I had hoped to get a book that fit its subtitle, "What Categories Reveal about the Mind." What I found was a diatribe against a naive form of objectivism. Certainly, naive objectivism does not work, however it does not take hundreds of pages to point this out.
But I could have put up with that if he had succeeded in other ways. The typical reason he fails is particularly clear when he discusses mathematics. Only one unschooled in mathematical foudations would believe, as Lakoff does, that mathematicians think they can prove which mathematical propositions are absolutely true. That went out not long after Kant proclaimed Euclidean geometry to be the only such truth, an idea trampled by non-Euclidean geometry.
Of course, what mathematicians do is show that if you assume certain axioms then you can show that certain theorems follow.

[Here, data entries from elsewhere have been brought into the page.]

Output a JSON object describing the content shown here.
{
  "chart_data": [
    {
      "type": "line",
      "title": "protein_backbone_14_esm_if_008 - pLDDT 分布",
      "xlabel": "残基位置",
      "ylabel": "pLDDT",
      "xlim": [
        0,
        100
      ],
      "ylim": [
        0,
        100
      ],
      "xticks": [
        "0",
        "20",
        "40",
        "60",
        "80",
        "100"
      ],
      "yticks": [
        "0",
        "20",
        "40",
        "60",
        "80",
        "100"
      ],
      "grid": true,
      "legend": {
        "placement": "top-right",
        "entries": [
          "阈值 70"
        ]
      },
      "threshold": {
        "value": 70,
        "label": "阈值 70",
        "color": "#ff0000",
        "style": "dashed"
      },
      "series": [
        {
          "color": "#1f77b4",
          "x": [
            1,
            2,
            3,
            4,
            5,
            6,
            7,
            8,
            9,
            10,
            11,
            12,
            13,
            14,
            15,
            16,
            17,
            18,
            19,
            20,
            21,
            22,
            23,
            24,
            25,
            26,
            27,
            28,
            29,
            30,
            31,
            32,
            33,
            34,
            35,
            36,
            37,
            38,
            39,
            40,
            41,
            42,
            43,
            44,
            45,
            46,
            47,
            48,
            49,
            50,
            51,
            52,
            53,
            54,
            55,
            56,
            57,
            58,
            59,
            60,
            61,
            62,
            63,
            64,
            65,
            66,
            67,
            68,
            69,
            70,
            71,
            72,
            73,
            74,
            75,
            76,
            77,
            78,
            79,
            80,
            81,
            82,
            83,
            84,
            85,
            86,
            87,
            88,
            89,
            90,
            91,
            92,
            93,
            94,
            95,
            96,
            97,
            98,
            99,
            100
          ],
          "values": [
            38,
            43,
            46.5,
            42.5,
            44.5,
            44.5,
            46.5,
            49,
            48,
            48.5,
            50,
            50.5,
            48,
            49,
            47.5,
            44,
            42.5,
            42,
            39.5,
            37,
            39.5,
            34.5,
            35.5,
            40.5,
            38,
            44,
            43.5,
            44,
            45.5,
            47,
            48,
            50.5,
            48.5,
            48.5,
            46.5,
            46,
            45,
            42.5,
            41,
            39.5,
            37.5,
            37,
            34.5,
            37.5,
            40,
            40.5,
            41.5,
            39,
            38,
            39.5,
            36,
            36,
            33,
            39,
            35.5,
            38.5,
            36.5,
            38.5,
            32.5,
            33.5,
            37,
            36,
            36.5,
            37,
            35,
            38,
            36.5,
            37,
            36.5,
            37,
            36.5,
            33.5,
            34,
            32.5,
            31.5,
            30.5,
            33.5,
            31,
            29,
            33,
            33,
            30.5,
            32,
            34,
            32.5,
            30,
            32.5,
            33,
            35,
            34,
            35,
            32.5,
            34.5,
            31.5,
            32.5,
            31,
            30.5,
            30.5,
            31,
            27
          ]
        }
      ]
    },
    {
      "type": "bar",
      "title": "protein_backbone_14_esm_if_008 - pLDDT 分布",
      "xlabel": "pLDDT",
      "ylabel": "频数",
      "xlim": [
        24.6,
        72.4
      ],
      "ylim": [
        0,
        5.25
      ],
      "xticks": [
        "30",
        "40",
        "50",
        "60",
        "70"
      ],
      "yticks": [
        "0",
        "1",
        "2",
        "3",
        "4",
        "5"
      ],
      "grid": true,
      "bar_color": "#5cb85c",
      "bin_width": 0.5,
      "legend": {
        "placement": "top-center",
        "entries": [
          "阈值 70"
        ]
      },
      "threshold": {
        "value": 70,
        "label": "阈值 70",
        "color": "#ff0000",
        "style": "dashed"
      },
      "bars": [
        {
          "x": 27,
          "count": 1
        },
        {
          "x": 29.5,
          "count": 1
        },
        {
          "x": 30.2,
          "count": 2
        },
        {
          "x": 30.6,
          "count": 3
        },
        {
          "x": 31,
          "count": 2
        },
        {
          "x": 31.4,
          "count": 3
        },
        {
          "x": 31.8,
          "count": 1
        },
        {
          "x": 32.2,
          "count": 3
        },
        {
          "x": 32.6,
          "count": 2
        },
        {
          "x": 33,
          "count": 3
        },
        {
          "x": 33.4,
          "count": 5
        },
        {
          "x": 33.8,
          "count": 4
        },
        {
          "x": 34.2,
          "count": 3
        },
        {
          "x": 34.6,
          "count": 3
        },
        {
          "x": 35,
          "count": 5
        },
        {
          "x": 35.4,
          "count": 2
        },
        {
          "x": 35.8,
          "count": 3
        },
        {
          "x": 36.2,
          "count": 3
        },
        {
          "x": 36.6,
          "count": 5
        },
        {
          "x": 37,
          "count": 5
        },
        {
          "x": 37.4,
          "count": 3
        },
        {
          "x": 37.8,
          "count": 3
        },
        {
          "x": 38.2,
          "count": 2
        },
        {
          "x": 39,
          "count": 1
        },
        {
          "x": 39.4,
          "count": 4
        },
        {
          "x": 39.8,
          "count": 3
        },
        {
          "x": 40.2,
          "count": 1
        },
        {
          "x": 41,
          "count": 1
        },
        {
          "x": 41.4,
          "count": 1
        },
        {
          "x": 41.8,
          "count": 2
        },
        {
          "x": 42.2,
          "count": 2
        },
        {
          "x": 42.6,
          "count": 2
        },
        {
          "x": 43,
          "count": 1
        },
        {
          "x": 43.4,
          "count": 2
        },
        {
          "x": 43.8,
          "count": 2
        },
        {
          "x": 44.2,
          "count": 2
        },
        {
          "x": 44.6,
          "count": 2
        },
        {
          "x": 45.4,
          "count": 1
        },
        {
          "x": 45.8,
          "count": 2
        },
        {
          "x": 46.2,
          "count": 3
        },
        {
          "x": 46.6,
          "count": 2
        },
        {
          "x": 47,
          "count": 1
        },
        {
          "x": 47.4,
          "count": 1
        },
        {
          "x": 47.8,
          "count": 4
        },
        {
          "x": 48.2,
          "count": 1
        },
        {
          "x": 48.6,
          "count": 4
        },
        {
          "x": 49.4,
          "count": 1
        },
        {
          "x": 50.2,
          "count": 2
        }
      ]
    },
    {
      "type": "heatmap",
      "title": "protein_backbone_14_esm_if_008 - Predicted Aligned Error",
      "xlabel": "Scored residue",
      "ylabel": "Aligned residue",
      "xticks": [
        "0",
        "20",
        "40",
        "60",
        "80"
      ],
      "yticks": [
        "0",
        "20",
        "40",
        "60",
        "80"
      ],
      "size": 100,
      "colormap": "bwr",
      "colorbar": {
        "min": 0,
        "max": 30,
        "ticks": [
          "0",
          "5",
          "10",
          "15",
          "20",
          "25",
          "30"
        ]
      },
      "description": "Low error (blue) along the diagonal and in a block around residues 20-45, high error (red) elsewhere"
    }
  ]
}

If the axioms are true, then the theorems are true, but mathematics says nothing about the truth of the axioms and thus nothing about absolute truth at all, and Lakoff's arguments fall apart.
Much of the rest of the book also consists of setting up straw men and knocking them down, Unlike the problem with the mathematical example, there is not room in this review to give details, but the careful reader will be often be able to think of counterexamples to Lakoff's numerous supporting instances if he or she can avoid being carried away by the rhetoric.
The book considers only the environmental influences on the creation of categories and misses the role of evolutioand biological influences. This is, a characteristic weakness of taking a mainly psychological view of the subject.
The strongest part of the book is the linguistics, but it fails to hold up the rest to the point where the book is worth owning.